Vicar Norleigh was still drunk, but he was sobering quickly. And as he looked out the window, watching the fields pass him by, he wore a happy smile that spoke of his happiness and how he looked forward to what was to come.
Alistair joined him in this smile. His world was about to change, and he saw only good things in his future. He had a brotherwhom he would help to raise and mold into a better man than he was. He would soon have a wife with whom he would spend the rest of his life. They would start a family together. They would make memories worth cherishing, ones that were better than all those that came before.
Alistair’s life had not been easy. He had many a tragic memory of his childhood that were better off forgotten. But those bad times, every single one, had led him here, and if that was the price he needed to pay for his own happily ever after, then he was glad to have paid it.

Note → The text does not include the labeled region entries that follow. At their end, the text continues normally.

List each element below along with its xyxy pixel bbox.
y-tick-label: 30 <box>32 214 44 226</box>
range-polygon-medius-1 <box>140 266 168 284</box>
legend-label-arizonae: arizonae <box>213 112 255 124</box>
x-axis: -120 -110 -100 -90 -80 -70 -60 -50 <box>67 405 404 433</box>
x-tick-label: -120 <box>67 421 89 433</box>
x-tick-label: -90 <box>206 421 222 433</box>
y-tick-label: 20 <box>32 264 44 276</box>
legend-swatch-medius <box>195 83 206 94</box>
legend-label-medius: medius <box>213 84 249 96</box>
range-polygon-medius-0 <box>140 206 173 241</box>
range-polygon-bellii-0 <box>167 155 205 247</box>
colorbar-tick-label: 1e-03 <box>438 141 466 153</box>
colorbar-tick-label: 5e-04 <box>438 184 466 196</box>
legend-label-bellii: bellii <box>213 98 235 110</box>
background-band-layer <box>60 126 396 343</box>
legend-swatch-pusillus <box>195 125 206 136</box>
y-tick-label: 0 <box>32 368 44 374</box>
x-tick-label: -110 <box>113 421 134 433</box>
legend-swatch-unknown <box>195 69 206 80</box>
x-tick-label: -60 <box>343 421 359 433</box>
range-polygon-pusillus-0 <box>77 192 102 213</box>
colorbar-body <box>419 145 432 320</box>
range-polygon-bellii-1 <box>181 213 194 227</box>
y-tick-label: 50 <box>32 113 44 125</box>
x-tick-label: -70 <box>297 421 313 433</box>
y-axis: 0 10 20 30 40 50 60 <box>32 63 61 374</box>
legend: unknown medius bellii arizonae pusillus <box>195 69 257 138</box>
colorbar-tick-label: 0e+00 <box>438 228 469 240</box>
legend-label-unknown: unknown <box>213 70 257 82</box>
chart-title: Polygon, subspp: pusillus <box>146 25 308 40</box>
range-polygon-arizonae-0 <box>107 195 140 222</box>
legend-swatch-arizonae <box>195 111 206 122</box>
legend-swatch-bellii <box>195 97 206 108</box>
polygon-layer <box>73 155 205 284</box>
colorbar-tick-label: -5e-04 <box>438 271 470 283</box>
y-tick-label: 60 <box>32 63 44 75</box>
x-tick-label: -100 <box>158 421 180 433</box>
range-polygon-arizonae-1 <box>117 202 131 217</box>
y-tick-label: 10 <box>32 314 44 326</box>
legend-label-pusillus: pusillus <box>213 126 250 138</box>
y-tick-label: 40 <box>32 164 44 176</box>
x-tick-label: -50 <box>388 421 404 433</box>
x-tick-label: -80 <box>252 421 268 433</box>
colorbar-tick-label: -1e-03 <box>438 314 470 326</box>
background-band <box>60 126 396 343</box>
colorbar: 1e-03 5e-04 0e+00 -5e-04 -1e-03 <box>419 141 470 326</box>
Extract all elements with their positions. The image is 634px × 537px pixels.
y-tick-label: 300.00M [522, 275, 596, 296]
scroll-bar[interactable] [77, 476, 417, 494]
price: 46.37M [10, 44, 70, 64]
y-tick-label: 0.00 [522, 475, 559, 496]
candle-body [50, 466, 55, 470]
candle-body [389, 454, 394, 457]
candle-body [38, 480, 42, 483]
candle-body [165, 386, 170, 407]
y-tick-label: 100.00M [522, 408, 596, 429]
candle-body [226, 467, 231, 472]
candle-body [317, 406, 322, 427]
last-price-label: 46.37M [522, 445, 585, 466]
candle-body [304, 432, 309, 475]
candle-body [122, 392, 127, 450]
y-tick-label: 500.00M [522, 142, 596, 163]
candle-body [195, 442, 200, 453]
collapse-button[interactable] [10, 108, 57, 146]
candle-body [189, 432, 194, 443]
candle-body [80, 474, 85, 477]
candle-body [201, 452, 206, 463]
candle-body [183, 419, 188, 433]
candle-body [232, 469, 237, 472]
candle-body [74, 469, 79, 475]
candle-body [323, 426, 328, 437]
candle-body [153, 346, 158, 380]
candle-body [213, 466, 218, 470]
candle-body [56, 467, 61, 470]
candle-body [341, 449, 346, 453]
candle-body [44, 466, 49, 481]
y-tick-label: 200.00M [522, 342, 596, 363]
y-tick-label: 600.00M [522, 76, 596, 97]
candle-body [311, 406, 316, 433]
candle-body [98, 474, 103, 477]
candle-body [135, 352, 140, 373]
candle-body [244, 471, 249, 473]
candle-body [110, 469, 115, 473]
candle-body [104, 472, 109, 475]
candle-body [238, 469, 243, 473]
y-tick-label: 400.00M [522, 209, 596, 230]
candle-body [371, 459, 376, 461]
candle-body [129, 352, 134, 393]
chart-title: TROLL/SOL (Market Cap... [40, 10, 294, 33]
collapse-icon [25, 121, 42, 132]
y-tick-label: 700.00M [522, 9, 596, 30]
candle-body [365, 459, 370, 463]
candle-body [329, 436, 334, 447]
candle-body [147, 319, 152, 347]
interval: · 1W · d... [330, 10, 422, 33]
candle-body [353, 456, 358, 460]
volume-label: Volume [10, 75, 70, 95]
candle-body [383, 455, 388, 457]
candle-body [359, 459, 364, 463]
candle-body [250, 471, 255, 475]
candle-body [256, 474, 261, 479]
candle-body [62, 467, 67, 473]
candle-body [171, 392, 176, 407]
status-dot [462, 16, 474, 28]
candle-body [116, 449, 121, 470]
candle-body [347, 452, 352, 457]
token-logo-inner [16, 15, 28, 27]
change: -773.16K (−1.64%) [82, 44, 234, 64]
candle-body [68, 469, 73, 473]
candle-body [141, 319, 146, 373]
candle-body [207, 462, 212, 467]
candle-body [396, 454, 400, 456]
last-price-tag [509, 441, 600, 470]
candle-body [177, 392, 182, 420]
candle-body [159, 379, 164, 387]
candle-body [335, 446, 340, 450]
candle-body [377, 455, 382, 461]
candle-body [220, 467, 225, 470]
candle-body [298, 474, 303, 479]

It is a small price to pay for what awaits me. And I would pay it again, one hundred times over, without blinking. For Hugh, for Yvette… for our future together.
EPILOGUE
“And in the name of the Father, the Son, and the Holy Spirit, I now pronounce you man and wife.” Alistair’s father spoke those final words, and when he did, the entire parish erupted with applause and cheering so loud it seemed to rattle the walls and lift the roof.
Yvette barely heard any of it.
Her attention was focused solely on Alistair, as his was on her. They stood facing one another, holding hands, gazing into the other’s eyes as if nothing else in the world existed save for the two of them.